Er beteiligte sich an der Gründung der „Bewegung Freies Deutschland“. Infolge von Ermittlungen gegen Jakob Hug und Susanne Schüle wurden die Schweizer Ermittler auch auf Fritz Sperling aufmerksam. 1941 wurde er wegen „fortgesetzter kommunistischer Tätigkeit und Propaganda“ verhaftet und interniert. Bis zum Frühjahr 1943 verblieb er in Einzelhaft. Die vorgesehene Abschiebung nach Deutschland wurde aufgrund der ihm dort drohenden Todesstrafe nicht in die Tat umgesetzt. Stattdessen musste Sperling im Sonderlager für Linksextremisten in Gordola (Tessin) arbeiten.
Kurz nach der deutschen Kriegsniederlage, im Juli 1945, kehrte Sperling nach Deutschland zurück und wurde KPD-Landesvorsitzender in Bayern. Der 15. KPD-Parteitag im April 1946 delegierte Sperling neben elf weiteren Spitzenfunktionären (u. a. Kurt Müller, Walter Fisch, Max Reimann und Albert Buchmann) in den Parteivorstand der SED. Er – wie auch die anderen elf – mussten auf Anordnung der westlichen Besatzungsmächte jedoch wieder ausscheiden, da die SED im Westen nicht zugelassen war.[1] 1947 heiratete er Lydia Hug, die er im Schweizer Exil kennengelernt hatte. Mit der Bildung des KPD-Parteivorstandes im April 1948 wurde er eines der fünf Sekretariatsmitglieder. Als solcher begrüßte er anfangs die aus Moskau gesteuerten parteiinternen Säuberungen im Zuge der Noel-Field-Affäre. Nach der Verhaftung Kurt Müllers wurde er 1950 dessen Nachfolger als stellvertretender KPD-Vorsitzender. Infolge während der Haft in Internierungslagern erlittener Gesundheitsschäden sollte Sperling im Regierungskrankenhaus der DDR auf Einladung der SED behandelt werden. In Berlin wurde er Anfang Februar 1951 im Auftrag der SED seines Postens im Parteivorstand enthoben, am 26. Februar verhaftet und in das Untersuchungsgefängnis der Staatssicherheit in Berlin-Hohenschönhausen gebracht. Grund für seine Verhaftung war seine Haltung im Schweizer Exil.
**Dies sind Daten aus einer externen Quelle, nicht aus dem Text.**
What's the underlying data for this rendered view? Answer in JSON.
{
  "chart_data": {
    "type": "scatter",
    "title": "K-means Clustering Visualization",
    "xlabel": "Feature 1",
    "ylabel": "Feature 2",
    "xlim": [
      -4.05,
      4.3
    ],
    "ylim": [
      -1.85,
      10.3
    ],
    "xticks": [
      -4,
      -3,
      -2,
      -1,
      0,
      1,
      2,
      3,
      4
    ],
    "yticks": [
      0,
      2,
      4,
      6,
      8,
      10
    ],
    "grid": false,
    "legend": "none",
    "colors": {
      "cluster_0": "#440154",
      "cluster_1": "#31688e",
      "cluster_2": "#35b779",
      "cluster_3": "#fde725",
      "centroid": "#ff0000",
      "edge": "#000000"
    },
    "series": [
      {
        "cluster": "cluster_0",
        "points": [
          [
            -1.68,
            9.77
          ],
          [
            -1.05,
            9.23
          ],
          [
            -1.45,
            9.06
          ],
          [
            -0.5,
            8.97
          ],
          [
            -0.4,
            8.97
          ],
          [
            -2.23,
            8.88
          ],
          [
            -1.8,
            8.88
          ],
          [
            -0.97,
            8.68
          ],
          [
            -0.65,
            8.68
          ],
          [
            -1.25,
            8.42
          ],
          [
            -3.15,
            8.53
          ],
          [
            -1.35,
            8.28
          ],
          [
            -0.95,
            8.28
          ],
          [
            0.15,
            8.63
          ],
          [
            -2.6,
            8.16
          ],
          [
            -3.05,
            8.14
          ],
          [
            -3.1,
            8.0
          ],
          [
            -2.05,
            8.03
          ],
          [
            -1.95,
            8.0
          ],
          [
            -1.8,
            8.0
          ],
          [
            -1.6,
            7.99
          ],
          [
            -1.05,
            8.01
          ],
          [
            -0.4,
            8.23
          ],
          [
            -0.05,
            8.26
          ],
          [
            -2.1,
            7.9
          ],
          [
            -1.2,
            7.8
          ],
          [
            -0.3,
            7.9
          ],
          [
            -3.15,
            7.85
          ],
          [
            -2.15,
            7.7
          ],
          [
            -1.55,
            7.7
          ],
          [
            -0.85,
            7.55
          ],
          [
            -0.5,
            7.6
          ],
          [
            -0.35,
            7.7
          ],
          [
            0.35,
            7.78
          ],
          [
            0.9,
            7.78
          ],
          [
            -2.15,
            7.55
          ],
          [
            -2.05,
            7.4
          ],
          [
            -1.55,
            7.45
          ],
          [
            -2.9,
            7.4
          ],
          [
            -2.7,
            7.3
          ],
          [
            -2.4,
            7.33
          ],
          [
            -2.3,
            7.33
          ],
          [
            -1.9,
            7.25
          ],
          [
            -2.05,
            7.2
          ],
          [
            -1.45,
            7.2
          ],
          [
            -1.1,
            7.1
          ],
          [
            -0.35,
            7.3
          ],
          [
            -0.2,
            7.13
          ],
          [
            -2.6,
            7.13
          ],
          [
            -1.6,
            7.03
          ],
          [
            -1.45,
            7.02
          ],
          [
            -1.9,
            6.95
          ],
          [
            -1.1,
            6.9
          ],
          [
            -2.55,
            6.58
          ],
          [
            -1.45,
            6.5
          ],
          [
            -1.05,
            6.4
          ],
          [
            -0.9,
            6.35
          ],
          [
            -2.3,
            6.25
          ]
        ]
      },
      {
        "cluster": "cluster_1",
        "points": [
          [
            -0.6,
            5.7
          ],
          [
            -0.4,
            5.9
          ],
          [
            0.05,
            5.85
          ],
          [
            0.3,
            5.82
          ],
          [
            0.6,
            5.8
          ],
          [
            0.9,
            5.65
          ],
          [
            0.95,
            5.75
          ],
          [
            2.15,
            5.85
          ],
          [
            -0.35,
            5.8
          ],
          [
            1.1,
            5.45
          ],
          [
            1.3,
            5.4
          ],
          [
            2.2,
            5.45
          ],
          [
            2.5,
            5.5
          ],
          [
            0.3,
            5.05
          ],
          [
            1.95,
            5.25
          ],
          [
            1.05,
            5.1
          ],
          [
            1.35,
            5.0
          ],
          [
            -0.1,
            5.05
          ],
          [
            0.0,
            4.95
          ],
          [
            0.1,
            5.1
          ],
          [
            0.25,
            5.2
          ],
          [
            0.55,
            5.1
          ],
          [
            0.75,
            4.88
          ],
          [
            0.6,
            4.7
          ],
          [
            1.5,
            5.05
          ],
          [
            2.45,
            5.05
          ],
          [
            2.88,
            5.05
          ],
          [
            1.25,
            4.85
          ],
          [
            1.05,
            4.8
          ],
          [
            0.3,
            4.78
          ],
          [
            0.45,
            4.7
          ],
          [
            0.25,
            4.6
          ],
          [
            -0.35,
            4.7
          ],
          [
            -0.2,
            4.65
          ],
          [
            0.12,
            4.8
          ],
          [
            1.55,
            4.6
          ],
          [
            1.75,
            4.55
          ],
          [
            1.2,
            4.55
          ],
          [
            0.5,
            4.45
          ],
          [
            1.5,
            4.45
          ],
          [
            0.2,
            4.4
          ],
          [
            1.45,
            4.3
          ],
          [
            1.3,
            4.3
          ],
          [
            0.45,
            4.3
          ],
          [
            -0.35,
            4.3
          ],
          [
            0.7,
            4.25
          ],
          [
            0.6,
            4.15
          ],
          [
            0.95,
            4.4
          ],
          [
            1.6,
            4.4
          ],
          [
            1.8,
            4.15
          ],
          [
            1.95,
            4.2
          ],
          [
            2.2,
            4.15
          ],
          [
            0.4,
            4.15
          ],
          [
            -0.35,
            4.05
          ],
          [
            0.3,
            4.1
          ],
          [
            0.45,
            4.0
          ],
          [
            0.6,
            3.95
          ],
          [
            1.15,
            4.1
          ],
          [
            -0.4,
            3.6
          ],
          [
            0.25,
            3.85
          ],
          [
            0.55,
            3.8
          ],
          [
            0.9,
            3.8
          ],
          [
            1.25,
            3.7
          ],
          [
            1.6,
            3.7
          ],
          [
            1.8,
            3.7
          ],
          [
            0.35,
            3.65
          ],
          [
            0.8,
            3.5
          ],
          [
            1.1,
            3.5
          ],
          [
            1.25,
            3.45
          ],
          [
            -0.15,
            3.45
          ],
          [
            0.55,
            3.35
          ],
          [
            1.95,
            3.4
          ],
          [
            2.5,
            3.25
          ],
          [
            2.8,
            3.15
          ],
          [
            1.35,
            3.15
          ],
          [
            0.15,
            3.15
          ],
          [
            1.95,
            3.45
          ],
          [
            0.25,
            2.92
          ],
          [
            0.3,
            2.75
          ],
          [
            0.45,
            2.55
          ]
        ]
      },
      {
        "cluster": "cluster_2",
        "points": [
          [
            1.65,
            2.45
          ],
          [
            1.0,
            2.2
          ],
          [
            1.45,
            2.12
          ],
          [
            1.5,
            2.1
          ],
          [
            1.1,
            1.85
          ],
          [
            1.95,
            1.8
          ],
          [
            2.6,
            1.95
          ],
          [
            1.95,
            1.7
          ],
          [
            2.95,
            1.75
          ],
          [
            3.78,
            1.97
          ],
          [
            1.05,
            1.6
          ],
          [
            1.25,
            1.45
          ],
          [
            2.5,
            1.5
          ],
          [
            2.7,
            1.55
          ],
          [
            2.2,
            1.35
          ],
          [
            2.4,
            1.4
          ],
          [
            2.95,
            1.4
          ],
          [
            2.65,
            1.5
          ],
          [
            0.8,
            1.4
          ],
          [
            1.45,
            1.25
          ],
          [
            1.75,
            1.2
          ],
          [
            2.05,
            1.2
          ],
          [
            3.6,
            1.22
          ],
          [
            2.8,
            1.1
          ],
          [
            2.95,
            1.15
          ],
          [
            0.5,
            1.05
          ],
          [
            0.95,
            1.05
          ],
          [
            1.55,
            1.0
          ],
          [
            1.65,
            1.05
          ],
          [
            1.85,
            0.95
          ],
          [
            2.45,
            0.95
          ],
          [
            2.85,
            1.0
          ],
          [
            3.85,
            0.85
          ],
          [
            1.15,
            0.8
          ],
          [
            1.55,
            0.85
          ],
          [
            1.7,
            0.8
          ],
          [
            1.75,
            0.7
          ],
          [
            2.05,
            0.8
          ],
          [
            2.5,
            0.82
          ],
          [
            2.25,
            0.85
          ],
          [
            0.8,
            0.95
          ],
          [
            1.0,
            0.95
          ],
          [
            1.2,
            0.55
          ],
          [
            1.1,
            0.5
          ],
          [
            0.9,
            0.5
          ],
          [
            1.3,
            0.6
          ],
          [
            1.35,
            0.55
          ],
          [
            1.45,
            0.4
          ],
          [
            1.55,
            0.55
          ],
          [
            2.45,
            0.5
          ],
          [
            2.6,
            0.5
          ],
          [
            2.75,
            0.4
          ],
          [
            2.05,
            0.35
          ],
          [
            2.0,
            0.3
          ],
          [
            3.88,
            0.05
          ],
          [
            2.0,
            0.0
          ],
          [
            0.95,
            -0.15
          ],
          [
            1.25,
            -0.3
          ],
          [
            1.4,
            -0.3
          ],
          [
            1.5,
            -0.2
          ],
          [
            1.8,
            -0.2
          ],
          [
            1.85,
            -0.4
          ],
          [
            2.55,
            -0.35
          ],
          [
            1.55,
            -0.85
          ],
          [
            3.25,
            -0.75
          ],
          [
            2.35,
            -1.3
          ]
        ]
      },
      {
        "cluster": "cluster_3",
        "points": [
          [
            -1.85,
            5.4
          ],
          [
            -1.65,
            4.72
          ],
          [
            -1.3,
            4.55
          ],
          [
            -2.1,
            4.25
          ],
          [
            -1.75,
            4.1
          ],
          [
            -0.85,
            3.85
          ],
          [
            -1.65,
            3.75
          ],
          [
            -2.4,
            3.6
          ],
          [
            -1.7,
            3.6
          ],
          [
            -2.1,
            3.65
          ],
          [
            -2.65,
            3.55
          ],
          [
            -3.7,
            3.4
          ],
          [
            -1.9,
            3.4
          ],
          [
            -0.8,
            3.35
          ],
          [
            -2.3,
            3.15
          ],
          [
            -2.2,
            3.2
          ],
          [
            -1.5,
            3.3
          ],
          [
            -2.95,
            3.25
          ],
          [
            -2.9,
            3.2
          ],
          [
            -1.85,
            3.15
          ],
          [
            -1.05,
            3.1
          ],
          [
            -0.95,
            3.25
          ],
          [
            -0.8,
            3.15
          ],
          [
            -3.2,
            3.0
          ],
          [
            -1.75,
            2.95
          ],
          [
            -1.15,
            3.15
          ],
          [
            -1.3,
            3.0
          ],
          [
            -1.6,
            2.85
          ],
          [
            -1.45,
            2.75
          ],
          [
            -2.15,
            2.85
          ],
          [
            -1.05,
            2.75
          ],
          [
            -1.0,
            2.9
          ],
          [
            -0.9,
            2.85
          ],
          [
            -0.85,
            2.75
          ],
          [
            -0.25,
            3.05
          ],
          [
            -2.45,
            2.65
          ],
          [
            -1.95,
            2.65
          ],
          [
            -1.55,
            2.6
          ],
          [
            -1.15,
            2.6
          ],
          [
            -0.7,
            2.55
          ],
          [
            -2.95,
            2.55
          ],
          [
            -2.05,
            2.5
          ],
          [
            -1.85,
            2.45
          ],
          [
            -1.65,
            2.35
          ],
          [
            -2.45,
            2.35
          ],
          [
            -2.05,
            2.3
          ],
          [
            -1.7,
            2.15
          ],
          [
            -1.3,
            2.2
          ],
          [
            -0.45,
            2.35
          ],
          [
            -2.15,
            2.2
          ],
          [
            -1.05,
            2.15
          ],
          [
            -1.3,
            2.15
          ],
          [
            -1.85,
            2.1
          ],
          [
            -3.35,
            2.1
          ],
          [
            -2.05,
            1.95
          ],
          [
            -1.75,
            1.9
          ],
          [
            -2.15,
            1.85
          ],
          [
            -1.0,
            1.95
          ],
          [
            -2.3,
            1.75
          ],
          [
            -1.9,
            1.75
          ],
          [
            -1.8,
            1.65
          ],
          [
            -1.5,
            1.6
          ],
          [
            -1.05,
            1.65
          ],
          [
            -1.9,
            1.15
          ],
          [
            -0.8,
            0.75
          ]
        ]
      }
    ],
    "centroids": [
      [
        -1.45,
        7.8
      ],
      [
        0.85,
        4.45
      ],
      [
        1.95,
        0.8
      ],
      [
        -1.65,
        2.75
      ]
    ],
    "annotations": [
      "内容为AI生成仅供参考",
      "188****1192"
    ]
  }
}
Ein ordentlicher Haftbefehl erfolgte erst am 17. April 1953. In Hohenschönhausen wurde Sperling sowohl vom KGB als auch vom MfS Tag und Nacht verhört und unter Einsatz von Foltermethoden zu einem falschen Geständnis gezwungen.
„Ich wurde mit Fäusten geschlagen, ich wurde mit einem Vierkantlineal aus Stahl geschlagen. Bei einer Vernehmung wurde ich an den Tisch gesetzt. Der Chef der sowjetischen Vernehmer-Brigade, welcher neben mir saß, schlug mir mit der flachen Hand in kurzen Intervallen an das kranke Herz, obwohl er wusste, dass ich zweimal einen Herzinfarkt hatte. Diese Tortur dauerte etwa zwei Stunden. In derselben Nacht wurde ich an die Schienbeine getreten, mit den Fäusten auf den Kopf geschlagen, und es wurden mir Haare ausgerissen. Bei einer anderen Vernehmung, die ohne Zeugen durchgeführt wurde, wurde mir die Brille zerschlagen. Die Platinfassung der Brille wurde gestohlen.“
Anschließend wurde er ins Stasi-Gefängnis nach Berlin-Lichtenberg verlegt. Nach zweieinhalbjähriger Untersuchungshaft[3] wurde er am 18. März 1954 vom Obersten Gericht der DDR als „Kriegsverbrecher, Faschist und Agent“ wegen „Verbrechen gegen den Frieden“ zu sieben Jahren Zuchthaus verurteilt. Diese saß er ab Mai 1954 im Zuchthaus Brandenburg ab.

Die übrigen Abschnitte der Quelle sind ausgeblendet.